There is a part in the movie that really stuck out to me and left me wondering about how I would react in a similar situation
*The following is a spoiler*
In the end, the killer, John Doe, leads both detectives to the location of his last two victims. Mills hold Doe at gunpoint as Somerset (Freeman) speaks to the delivery truck driver who is dropping off a package. Somerset opens the package and immediately tells Mills to drop his gun.
Doe explains that he is the embodiment of envy, as he desires Mills ‘normal’ life, which causes him to behead Tracy, Mill’s girlfriend. This also kills another life, as Tracy was pregnant. Upon learning this, Mill loses his mind and shoots Doe, who accepts death for his sin of envy and at the same time, makes Mill an example of the sin, wrath.
The last two deaths, in my opinion, is cleverly planned by Doe and it made me wonder if I would be able to control myself under such circumstances.
Firstly, I am not a short-tempered kind of person. If something or someone were to upset me, I most likely would walk away instead of fighting back. Likewise, if someone were to steal from me or hurt me or someone I love, I would not steal from them or hurt them back. Instead, I would go to the authorities even if I run the risk of being called a snitch. I don’t believe that fighting solves anything because ‘an eye for an eye makes the world blind’, as Mahatma Gandhi states.

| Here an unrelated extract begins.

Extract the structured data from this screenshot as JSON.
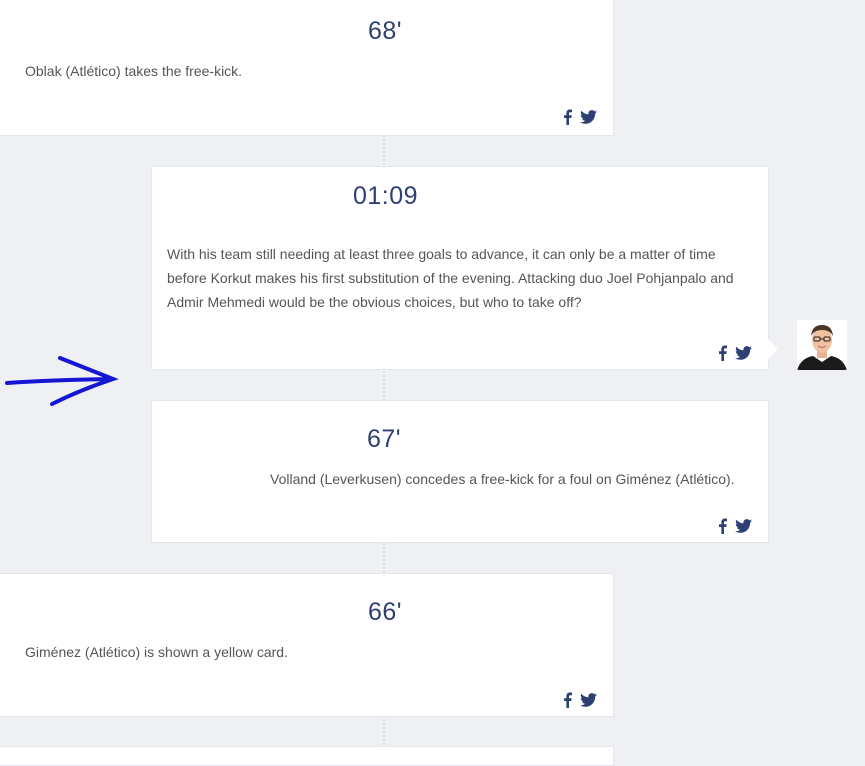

However, Mill’s love is beheaded and his child is killed as a result of Doe. If someone in my family is murdered, I don’t know how I would react. Of course, I would be sad and angry. But would I be angry to the point that I would kill the killer? Most likely, I would hate them, but not kill them because in the end, it would not benefit me or my family.

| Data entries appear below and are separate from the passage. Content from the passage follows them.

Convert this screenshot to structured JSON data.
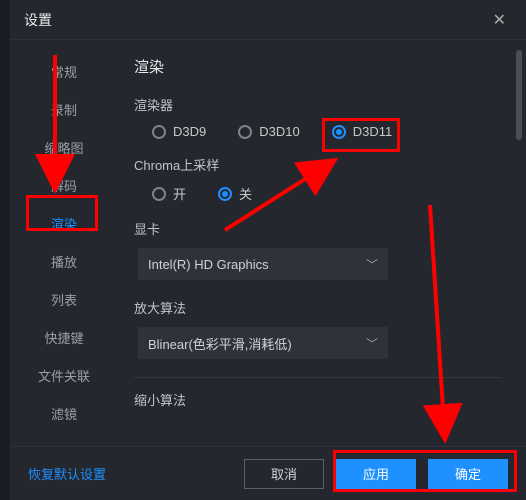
{
  "title": "设置",
  "sidebar": {
    "items": [
      {
        "label": "常规"
      },
      {
        "label": "录制"
      },
      {
        "label": "缩略图"
      },
      {
        "label": "解码"
      },
      {
        "label": "渲染"
      },
      {
        "label": "播放"
      },
      {
        "label": "列表"
      },
      {
        "label": "快捷键"
      },
      {
        "label": "文件关联"
      },
      {
        "label": "滤镜"
      }
    ],
    "active_index": 4
  },
  "content": {
    "heading": "渲染",
    "renderer": {
      "label": "渲染器",
      "options": [
        "D3D9",
        "D3D10",
        "D3D11"
      ],
      "selected_index": 2
    },
    "chroma": {
      "label": "Chroma上采样",
      "options": [
        "开",
        "关"
      ],
      "selected_index": 1
    },
    "gpu": {
      "label": "显卡",
      "value": "Intel(R) HD Graphics"
    },
    "upscale": {
      "label": "放大算法",
      "value": "Blinear(色彩平滑,消耗低)"
    },
    "downscale": {
      "label": "缩小算法"
    }
  },
  "footer": {
    "reset": "恢复默认设置",
    "cancel": "取消",
    "apply": "应用",
    "ok": "确定"
  },
  "colors": {
    "accent": "#1e90ff",
    "annotation": "#ff0000",
    "bg": "#24272e"
  }
}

Personally, I believe that there are the police, judges and prisons for that. However, what if the authorities aren’t doing their best or they aren’t being fair? Would I be angry enough to serve the killer justice at the sacrifice of my own life?
Murder is a tragic occurrence in this world, but to kill a killer would put me as low as them, no matter what they did. I am fortunate to be in a situation where I will not have to kill another person for whatever reason—not that I will take this for granted. However, if someone I love were to be killed, I would pray for them and have faith that our legal system will pull through. My killing the killer will just add more stress and burden on my family. So instead, I will be grateful to wake up every morning and to be able to live another day. That loved one’s time was up—maybe too soon—but there is nothing that I could do to bring him/her back. The best I could do is continue to live my life, keep them in my thoughts and live the life they weren’t able to.
All in all, I challenge you to be the bigger person in any situation, even if vengeance is much easier. Don’t give your family more to grieve on. Instead, be appreciative for the life that you still have and keep living. It is okay to be angry, hurt and confused, but it is not okay to take another’s life. I am truly sorry for and my thoughts go out to those families like Mill’s and I could only pray for the safety and health of my own.